I still wince at the memory of the morning after my first day on the Sydney Morning Herald. I had been appointed a leader writer and my initial editorial was about to hit the streets.
So I got out of bed at 5 am and paced the house until the corner shop opened an hour later. Then I slipped through the door of the shop, bought a paper and read four times the sage advice on an Argentine political crisis that I had assigned to the country’s oldest and and most respected newspaper before it finally sunk in that I’d become one of its journalists.
It was a totally inconsequential piece to get so excited about. And yet, over the next twenty years as a Fairfax journalist and columnist, I never quite lost the excitement born of the responsibility I felt toward the public, the thrill of seeing my words in print, and the satisfaction of knowing that, in however small a way, I was helping to shape the thoughts of people across the city every day.
The corner shop is gone now, unable to compete with the shopping complex that was built down the road. The Sydney Morning Herald is heading the same way – and for much the same reason.
From next year, together with The Age, the Herald will cease to be published as a broadsheet and appear in ‘compact’ (read tabloid) form. For how long is anyone’s guess. Fairfax management isn’t hiding the fact that the package of measures it announced on Monday is designed to move the company into a digital future.

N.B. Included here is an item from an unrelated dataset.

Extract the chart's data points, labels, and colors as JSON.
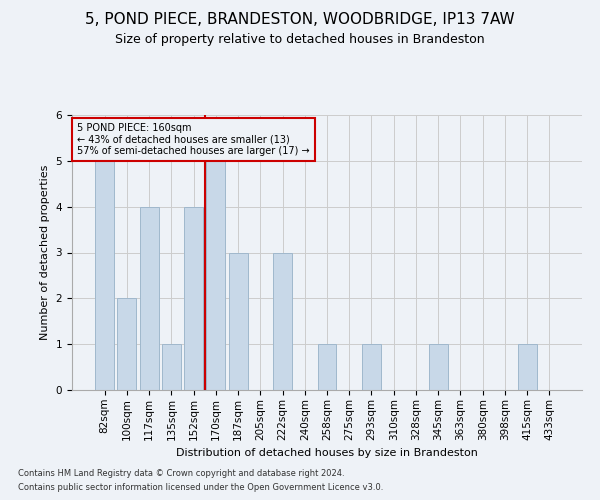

And the decision to close the printing plants in Chullora and Tullamarine in 2014 doesn’t bode well for the future of hardcopy newspapers in any form at all.
We all know what prompted these decisions: changes in reader and advertiser habits brought on by the digital revolution. Not all of us, however, fully appreciate the impact of those changes.
One way to look at it is that 65 percent of Herald and Age readers access the newspapers’ content not in hardcopy form but online. Another way is to consider that for every dollar of revenue from hardcopy advertising, the online equivalent is a about 10 cents.
On May 30, journalists at Fairfax went on strike for nearly two days to protest a decision to shift 66 sub-editing jobs off-shore. The industrial action was unprotected but management baulked at challenging the strike. The reason, according to reliable insiders, is that the company was saving far more money each day workers were out than it would have made if they were on the job.
Late last year the Centre for the Digital Future at the University of Southern California released the findings of a ten-year study into the impact of internet technology on US media. Among the report’s findings was a prediction that most American newspapers will be out of business within five years.
‘We believe that the only newspapers in America that will survive in print form will be at the extremes of the medium – the largest and the smallest',’ said centre director Jeffrey Cole. ‘It’s likely that only four major daily newspapers with global reach will continue in print: The New York Times, USA Today, the Washington Post, and the Wall Street Journal. At the other extreme, local weekly newspapers may still survive, as well as the Sunday print editions of metropolitan newspapers that otherwise may exist only in online editions."
'The impending death of the American print newspaper continues to raise many questions', Cole added. “Will media organisations survive and thrive when they move exclusively to online availability? How will the changing delivery of content affect the quality and depth of journalism?'
Fairfax is now confronting the first of these questions as it jettisons cost-heavy production platforms like a pilot tossing out everything he can to get more lift across the next mountain. Others will be watching Fairfax’s fortunes closely: not just newspaper companies like News Limited – which has announced its own restructuring in the slipstream of the Fairfax announcement but with as yet far less detil about what it will mean for jobs, formats and newsroom output. But also magazine producers and television broadcasters – all of which are hurtling toward the same cliff face.
And as for quality and depth? There’s no doubt both will suffer not just from job cuts but also due to the cultural shift from a world of lasting tangible hardcopy that rouses you at 5 am to fleeting virtual postings that can keep you awake all night.
But let’s hope Fairfax management remembers that in a crowded digital environment, quality and depth are the only things that can continue to distinguish its brands.
Chris McGillion was a writer, section editor and religion columnist for the Sydney Morning Herald from 1984 to 2004. He now teaches journalism at Charles Sturt University, Bathurst.